I never felt trapped. My identity seemed to remain intact even as I made room for a vastly different existence than the one I had envisioned. I was strong enough to carry my life and help him discover his own. I clung to the idea that “every sinner has a future” and I could bring light to his. Everything his brokenness demanded I gave. Not realizing each attempt to stitch him back together was draining me.
It wasn’t until I tugged at the one lie my dignity wouldn’t allow me to ignore that 18 months of deception began to unravel. I quickly realized his brokenness was strategic. He was smarter than I thought. Or I was dumber than I cared to admit. Motivated by narcissism, each crack he revealed was a conscious choice to disarm. This is not to suggest that every fracture was lie. He’s genuinely a damaged individual. It’s simply a different brand of disease. One far more infectious than I was prepared for.
Now weeks and months after the web came undone, he desperately fights to maintain some semblance of control with lies that grow more flagrant with each ignored call. And it hardly seems fair. Haven’t I suffered enough? Granted I’ve suffered as a result of my own decision to let this individual infect my life. But I also made the decision to ask him to get gone. Form of blocked Facebook pages, filtered emails, changed locks, new phone numbers and now a potential move.
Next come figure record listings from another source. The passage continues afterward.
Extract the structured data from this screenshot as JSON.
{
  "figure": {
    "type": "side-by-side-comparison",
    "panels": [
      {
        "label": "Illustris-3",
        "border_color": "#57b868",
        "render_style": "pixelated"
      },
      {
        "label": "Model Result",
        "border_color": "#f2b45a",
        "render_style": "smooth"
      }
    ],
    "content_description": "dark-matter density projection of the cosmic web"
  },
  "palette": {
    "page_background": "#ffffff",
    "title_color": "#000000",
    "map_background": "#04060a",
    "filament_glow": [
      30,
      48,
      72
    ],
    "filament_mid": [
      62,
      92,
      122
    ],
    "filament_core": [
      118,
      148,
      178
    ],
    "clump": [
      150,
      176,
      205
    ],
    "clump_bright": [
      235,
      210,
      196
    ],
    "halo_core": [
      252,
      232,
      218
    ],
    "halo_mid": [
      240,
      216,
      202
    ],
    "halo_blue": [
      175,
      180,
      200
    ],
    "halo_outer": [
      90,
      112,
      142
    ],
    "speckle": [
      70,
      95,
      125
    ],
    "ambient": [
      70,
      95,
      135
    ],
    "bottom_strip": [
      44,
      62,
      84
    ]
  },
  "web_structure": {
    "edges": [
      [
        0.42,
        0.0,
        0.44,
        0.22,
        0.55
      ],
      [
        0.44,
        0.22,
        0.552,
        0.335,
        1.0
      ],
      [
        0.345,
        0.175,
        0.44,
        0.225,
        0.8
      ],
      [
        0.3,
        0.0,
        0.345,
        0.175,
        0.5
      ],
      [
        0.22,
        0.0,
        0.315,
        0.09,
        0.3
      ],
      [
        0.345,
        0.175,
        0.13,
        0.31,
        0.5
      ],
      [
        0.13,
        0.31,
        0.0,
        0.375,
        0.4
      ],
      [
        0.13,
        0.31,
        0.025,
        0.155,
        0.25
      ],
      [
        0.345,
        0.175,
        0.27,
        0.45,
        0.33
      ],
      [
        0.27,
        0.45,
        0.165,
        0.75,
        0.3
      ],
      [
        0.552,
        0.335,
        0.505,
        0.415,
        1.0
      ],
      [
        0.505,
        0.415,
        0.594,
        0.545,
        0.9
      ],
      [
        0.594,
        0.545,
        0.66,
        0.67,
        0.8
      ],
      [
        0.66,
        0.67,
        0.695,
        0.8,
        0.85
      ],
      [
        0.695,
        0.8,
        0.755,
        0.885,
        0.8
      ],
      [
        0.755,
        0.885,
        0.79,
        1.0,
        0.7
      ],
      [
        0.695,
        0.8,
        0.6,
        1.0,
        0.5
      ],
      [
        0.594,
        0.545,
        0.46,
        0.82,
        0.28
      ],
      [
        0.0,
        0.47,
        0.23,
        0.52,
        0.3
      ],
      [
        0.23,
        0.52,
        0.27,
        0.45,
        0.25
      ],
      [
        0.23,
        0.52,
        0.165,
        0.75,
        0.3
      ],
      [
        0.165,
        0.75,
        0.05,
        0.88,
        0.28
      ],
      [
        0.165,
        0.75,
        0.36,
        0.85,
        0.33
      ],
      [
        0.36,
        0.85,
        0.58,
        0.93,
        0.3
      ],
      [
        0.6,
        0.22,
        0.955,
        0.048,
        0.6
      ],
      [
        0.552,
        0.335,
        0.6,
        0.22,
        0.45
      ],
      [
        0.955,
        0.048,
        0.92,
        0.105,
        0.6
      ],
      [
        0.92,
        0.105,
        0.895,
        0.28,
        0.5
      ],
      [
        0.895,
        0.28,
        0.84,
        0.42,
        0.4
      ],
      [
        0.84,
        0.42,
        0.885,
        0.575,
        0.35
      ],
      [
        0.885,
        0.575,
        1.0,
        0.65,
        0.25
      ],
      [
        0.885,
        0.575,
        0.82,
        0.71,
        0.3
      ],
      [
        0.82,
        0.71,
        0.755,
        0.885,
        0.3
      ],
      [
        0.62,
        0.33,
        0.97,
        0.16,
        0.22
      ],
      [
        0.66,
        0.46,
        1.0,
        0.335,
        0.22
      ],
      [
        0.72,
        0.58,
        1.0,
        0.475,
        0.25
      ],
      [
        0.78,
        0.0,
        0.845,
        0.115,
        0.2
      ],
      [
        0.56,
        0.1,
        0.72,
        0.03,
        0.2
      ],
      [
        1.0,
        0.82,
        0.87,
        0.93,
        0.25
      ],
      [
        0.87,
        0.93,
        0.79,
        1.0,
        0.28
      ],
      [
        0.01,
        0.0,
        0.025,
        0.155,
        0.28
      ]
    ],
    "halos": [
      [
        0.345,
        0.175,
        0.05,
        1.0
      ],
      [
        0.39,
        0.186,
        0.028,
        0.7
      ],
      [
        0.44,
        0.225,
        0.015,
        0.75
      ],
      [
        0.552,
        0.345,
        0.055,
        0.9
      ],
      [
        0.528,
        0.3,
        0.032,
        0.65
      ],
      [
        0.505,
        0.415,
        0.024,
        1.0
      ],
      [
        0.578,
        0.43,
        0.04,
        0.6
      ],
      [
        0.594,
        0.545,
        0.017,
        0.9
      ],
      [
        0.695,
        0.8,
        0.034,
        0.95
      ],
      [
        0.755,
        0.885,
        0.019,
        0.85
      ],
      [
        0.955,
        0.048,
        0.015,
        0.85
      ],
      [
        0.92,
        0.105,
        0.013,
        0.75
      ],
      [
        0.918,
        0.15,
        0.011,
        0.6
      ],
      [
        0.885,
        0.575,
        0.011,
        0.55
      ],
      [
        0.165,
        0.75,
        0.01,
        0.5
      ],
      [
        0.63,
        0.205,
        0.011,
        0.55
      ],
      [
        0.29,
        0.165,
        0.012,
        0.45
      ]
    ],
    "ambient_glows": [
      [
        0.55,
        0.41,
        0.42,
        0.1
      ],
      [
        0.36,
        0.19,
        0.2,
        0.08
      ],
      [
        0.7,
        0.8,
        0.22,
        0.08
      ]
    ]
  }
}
Each attempt at contact feels like a violation. Each decision I have to make as a result of his predatory behavior feels like I’m ceding ground. I’m backed into a corner without the freedom to determine basic aspects of my life trajectory for fear his path will strategically cross mine. I’ve banished his physical presence but he gets to preserve his hold.
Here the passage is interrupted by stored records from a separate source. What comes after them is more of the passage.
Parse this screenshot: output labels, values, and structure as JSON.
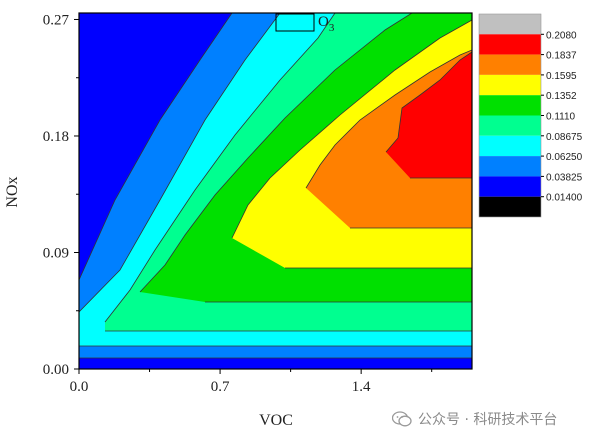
{
  "chart_data": {
    "type": "heatmap",
    "xlabel": "VOC",
    "ylabel": "NOx",
    "xlim": [
      0.0,
      1.95
    ],
    "ylim": [
      0.0,
      0.275
    ],
    "x_ticks": [
      "0.0",
      "0.7",
      "1.4"
    ],
    "y_ticks": [
      "0.00",
      "0.09",
      "0.18",
      "0.27"
    ],
    "x_tick_values": [
      0.0,
      0.7,
      1.4
    ],
    "y_tick_values": [
      0.0,
      0.09,
      0.18,
      0.27
    ],
    "annotation": "O3",
    "legend": {
      "levels": [
        "0.2080",
        "0.1837",
        "0.1595",
        "0.1352",
        "0.1110",
        "0.08675",
        "0.06250",
        "0.03825",
        "0.01400"
      ],
      "colors": [
        "#c0c0c0",
        "#ff0000",
        "#ff8000",
        "#ffff00",
        "#00e000",
        "#00ff90",
        "#00ffff",
        "#0080ff",
        "#0000ff",
        "#000000"
      ]
    },
    "contour_bands": [
      {
        "level_range": [
          0.014,
          0.03825
        ],
        "color": "#0000ff"
      },
      {
        "level_range": [
          0.03825,
          0.0625
        ],
        "color": "#0080ff"
      },
      {
        "level_range": [
          0.0625,
          0.08675
        ],
        "color": "#00ffff"
      },
      {
        "level_range": [
          0.08675,
          0.111
        ],
        "color": "#00ff90"
      },
      {
        "level_range": [
          0.111,
          0.1352
        ],
        "color": "#00e000"
      },
      {
        "level_range": [
          0.1352,
          0.1595
        ],
        "color": "#ffff00"
      },
      {
        "level_range": [
          0.1595,
          0.1837
        ],
        "color": "#ff8000"
      },
      {
        "level_range": [
          0.1837,
          0.208
        ],
        "color": "#ff0000"
      }
    ],
    "grid": false
  },
  "watermark": {
    "text": "公众号 · 科研技术平台"
  }
}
He continues to invade from thousands of miles away. I continue to surrender.
He gains ground when I go to extremes to block contact. I wave a white flag when I read each message that manages to slip through. I forfeit with tinges of guilt and lingering compassion despite the fact that the circumstances that warrant compassion are likely blatant lies.
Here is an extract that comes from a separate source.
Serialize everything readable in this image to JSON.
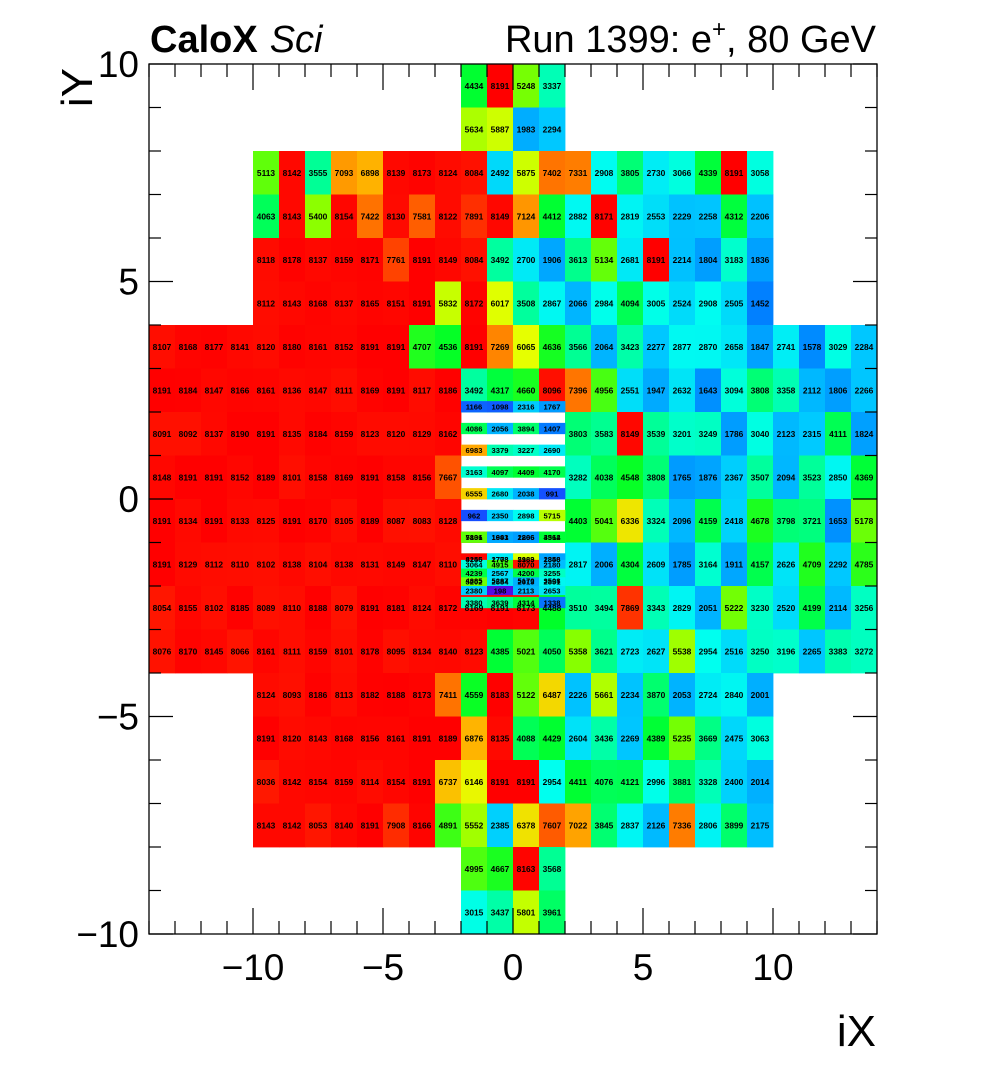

Of the hundreds of emotions I’ve experienced in the past three months, I’ve found those I most deserve to express are those I have difficulty embracing. I’ve seen the wolf beneath the wool and I’m still fighting the instinct to dress his wounds when I should be nursing those he inflicted on me. I deserve to be angry and the very fact that I question that anger with each pathetic line he gives me about his reformation and inevitable demise adds to the conflicted mess.
It’s a strange type of conflicted. With one clear path free of his existence. He has earned his place as a memory and nothing more. It seems the only way to lock him there right now is to retreat. Even if a stronger person would be able to reclaim her ground by any means necessary, I may have to regain my strength by going under it.